The Kamleika jacket and trousers are both made of a 4-way stretchy material that is windproof, waterproof, and breathable.

The Kamleika jacket has a water-resistant YKK zip up the front, a hood and two zipped pockets, but only Velcro cuffs and no fancy extras; if you want fancy, then buy something else and be prepared for it to weigh you down and fail when you need it most.

The jacket weighs just 280gms – my Arc’teryx LEAF Alpha LT jacket, the lightest in the LEAF range and itself a marvel of stripped-to-the-bones engineering, weighs 425gms by comparison – and folds up smaller than a coke can.

The trousers are even lighter, tipping the scales at just 190gms.
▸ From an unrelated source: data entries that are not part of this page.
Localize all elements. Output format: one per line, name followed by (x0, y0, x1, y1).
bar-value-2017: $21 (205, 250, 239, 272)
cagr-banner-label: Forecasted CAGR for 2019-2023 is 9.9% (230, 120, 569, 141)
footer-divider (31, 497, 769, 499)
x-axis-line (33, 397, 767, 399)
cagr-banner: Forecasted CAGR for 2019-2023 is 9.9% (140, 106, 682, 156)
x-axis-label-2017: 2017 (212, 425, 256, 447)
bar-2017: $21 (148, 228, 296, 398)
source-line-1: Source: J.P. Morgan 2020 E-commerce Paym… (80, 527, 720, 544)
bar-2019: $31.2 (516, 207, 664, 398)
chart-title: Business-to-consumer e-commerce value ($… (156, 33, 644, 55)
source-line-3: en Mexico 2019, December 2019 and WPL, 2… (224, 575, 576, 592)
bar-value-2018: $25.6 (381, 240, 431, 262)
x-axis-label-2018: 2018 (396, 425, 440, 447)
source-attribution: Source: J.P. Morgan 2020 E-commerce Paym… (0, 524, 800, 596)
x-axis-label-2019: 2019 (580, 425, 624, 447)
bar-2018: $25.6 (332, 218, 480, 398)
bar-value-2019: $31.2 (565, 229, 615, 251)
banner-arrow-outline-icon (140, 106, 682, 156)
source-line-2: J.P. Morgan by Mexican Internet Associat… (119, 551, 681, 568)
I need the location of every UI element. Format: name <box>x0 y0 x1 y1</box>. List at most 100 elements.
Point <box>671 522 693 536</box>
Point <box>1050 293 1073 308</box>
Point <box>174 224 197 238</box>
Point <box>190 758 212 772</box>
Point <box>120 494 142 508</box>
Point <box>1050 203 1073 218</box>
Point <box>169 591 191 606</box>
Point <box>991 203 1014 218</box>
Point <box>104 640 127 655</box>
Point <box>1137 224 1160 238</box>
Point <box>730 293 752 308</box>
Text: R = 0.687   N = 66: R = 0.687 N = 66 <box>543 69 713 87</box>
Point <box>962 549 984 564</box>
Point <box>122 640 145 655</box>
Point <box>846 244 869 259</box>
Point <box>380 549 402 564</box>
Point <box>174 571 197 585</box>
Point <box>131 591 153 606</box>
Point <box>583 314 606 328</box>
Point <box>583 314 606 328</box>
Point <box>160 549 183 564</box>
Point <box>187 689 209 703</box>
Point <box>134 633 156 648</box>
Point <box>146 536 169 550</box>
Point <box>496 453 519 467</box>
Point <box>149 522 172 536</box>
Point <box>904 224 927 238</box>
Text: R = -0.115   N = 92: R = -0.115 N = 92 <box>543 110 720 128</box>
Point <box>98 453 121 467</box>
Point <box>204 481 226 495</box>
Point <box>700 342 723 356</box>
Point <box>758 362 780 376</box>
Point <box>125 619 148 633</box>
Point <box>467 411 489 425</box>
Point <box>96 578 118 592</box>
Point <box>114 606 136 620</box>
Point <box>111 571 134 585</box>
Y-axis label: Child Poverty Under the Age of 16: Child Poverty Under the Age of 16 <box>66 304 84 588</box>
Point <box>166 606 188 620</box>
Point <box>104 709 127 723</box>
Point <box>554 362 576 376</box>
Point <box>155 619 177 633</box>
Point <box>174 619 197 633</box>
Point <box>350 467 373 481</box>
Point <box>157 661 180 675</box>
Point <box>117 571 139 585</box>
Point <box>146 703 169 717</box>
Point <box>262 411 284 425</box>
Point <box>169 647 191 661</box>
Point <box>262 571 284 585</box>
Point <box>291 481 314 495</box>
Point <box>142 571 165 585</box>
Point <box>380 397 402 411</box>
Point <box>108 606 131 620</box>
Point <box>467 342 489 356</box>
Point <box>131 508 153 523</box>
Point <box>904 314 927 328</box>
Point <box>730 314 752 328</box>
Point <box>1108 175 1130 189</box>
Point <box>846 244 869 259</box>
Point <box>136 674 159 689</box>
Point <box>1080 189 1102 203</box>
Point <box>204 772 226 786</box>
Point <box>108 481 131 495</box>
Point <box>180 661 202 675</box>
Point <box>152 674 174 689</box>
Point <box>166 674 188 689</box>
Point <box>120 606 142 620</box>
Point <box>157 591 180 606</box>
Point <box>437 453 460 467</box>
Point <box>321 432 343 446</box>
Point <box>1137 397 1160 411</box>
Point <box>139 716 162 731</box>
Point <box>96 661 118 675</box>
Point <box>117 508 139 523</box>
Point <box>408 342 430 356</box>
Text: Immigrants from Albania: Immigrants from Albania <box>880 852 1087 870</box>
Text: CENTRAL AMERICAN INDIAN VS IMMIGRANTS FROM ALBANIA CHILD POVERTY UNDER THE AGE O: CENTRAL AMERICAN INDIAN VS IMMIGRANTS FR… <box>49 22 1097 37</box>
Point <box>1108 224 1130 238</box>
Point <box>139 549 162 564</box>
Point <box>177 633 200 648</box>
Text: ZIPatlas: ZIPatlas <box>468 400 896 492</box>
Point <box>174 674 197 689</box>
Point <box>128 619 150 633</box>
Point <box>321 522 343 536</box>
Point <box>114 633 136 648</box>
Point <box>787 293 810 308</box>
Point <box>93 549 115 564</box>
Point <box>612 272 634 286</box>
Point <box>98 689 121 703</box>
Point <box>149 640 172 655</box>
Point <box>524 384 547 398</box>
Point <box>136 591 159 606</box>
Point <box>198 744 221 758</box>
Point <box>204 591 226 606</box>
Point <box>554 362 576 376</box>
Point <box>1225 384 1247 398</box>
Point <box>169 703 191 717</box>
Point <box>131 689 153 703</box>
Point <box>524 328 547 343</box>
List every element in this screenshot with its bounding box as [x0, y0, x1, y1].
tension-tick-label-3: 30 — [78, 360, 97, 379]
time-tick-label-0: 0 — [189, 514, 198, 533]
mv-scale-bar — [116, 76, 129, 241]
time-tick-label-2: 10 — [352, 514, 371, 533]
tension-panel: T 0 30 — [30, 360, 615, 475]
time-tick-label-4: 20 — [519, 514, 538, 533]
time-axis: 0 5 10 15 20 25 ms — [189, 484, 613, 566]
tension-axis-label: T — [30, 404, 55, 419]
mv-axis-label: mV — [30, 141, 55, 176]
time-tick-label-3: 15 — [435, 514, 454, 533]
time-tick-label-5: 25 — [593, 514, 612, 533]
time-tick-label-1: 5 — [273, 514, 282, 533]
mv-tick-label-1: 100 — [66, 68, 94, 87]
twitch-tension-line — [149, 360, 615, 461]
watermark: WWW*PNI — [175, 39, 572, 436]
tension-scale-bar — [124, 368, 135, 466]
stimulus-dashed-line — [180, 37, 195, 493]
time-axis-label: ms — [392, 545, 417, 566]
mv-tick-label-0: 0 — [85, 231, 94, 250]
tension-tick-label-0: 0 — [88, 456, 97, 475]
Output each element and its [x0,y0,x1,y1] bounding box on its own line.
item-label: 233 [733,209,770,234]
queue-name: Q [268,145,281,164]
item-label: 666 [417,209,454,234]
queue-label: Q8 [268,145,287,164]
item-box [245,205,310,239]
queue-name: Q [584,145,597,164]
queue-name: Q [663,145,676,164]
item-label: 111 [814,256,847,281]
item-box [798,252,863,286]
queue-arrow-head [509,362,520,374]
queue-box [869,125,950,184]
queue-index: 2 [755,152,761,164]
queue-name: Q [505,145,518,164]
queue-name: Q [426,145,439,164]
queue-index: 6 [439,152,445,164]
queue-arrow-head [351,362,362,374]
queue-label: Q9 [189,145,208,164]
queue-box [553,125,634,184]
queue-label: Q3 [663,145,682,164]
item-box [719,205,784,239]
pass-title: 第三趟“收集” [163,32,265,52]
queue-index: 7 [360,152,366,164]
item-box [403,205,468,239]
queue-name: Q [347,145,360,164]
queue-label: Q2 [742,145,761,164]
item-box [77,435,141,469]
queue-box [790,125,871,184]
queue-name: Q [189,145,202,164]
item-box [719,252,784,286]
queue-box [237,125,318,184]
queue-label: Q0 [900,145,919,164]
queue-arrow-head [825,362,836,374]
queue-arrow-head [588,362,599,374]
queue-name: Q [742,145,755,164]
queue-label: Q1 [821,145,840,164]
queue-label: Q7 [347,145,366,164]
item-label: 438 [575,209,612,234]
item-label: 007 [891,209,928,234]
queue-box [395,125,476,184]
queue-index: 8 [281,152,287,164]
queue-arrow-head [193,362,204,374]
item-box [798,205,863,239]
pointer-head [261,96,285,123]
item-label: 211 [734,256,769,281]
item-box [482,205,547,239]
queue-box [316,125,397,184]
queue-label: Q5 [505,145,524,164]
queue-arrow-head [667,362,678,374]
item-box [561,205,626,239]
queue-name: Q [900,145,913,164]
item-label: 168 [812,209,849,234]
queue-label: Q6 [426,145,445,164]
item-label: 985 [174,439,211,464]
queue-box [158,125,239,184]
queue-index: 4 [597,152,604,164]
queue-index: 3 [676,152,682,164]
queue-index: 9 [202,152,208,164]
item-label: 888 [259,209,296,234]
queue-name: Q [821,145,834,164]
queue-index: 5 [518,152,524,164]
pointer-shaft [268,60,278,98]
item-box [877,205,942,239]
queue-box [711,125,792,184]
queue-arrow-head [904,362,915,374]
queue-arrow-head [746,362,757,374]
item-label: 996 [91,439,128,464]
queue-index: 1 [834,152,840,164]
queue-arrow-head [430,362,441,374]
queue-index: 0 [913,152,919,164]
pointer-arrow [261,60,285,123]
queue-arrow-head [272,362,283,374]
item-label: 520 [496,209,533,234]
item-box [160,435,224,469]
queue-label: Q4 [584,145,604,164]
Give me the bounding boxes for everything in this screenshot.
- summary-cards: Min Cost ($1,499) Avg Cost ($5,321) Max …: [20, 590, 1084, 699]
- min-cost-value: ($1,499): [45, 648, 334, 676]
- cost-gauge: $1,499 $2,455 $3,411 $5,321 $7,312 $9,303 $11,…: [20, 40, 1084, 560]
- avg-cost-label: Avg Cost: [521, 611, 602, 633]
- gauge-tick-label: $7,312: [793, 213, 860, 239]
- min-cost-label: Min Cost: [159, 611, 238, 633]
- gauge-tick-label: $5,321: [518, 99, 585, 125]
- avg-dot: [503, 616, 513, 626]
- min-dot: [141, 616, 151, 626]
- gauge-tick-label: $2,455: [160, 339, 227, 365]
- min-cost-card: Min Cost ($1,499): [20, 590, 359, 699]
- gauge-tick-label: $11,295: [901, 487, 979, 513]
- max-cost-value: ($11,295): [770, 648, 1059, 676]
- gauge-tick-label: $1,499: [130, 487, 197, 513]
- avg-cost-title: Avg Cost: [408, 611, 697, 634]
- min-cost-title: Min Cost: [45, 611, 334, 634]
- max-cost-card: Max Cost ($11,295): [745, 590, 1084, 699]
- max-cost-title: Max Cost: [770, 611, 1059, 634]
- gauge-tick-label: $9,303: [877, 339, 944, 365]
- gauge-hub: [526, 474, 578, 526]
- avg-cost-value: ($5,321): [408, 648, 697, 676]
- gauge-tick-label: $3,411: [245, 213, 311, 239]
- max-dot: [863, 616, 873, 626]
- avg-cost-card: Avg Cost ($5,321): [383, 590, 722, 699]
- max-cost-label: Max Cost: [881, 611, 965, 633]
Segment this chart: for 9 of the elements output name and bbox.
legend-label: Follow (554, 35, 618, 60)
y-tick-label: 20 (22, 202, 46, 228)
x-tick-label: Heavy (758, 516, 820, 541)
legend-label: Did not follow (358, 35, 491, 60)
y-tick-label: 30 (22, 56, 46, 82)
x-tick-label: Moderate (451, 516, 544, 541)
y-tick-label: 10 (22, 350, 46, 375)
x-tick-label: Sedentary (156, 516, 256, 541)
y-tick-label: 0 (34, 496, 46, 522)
They’re super-simple and don’t even have a zip fly, just an elasticated waist and two long zips on the lower legs that make pulling them on a doddle, even while you’re wearing trainers or walking boots. A Dyneema panel on the inside of each leg gives protection from scuffing, and under-foot straps help keep them in place.

Both are waterproof to a 20000mm head (yes, that’s right, 20 metres!) and breathable to 18,000 gms/m2.

In use I haven’t found them to be quite as breathable as Gore-Tex Pro but then they’re lighter, smaller and considerably cheaper. Expect to pay £120 for the trousers, and £160 for the jacket. Both are close-cut, so you might need to go up a size in the trousers unless you like the Lycra look.

Despite being super-stretchy and very comfortable to wear, I’ve found that I tend to restrict them emergency use only, keeping them in my waist pack or running vest as insurance against foul weather. (Both meet OMM’s requirements for emergency kit, as you’d expect.)

Perhaps I’m doing them an injustice but I run hot, and the sort of long-distance running I do means that I’d rather run in lightweight clothing that dries quickly when the rain stops as my body temperature is usually enough to dry them in pretty short-order. This means I almost invariably wear OMM Flash running tights (in either full or three-quarter length, depending on the ambient temperature), plus a long-sleeved Trail Tee.

Both feature flat seams and a stretchy, close-fitting cut that all but eliminates rubbing, even over long distances when I’m carrying a waist pack and a running vest packed with snacks and water.

I’ve also found that as long as I keep moving neither wind nor cold weather is a problem; this echoes the experience of Ranulph Fiennes when he was man-hauling in the Arctic and Antarctic. He, like me, would rather be a little bit cold and not have the problem of sweat chilling him when he stops.

And when I do stop, I simply pull on my Kamleika jacket and trousers, which cuts out any wind and any associated wind chill. But then the key for faster times isn’t necessarily running faster; it’s taking fewer and shorter breaks, which is where the Kamleika’s stretchy fabric and long zips come into their own; if it was more of a faff to put them on I probably wouldn’t bother, which would leave me dangerously vulnerable.

So, do I recommend the Kamleika jacket and trousers? Yes, absolutely. I use mine as emergency insurance for both running and cycling. I’ve only ever used them for protection while I’m taking a break so far but I’ve no doubt that they’re potential life-saving pieces of kit if I’m ever caught out in inclement weather.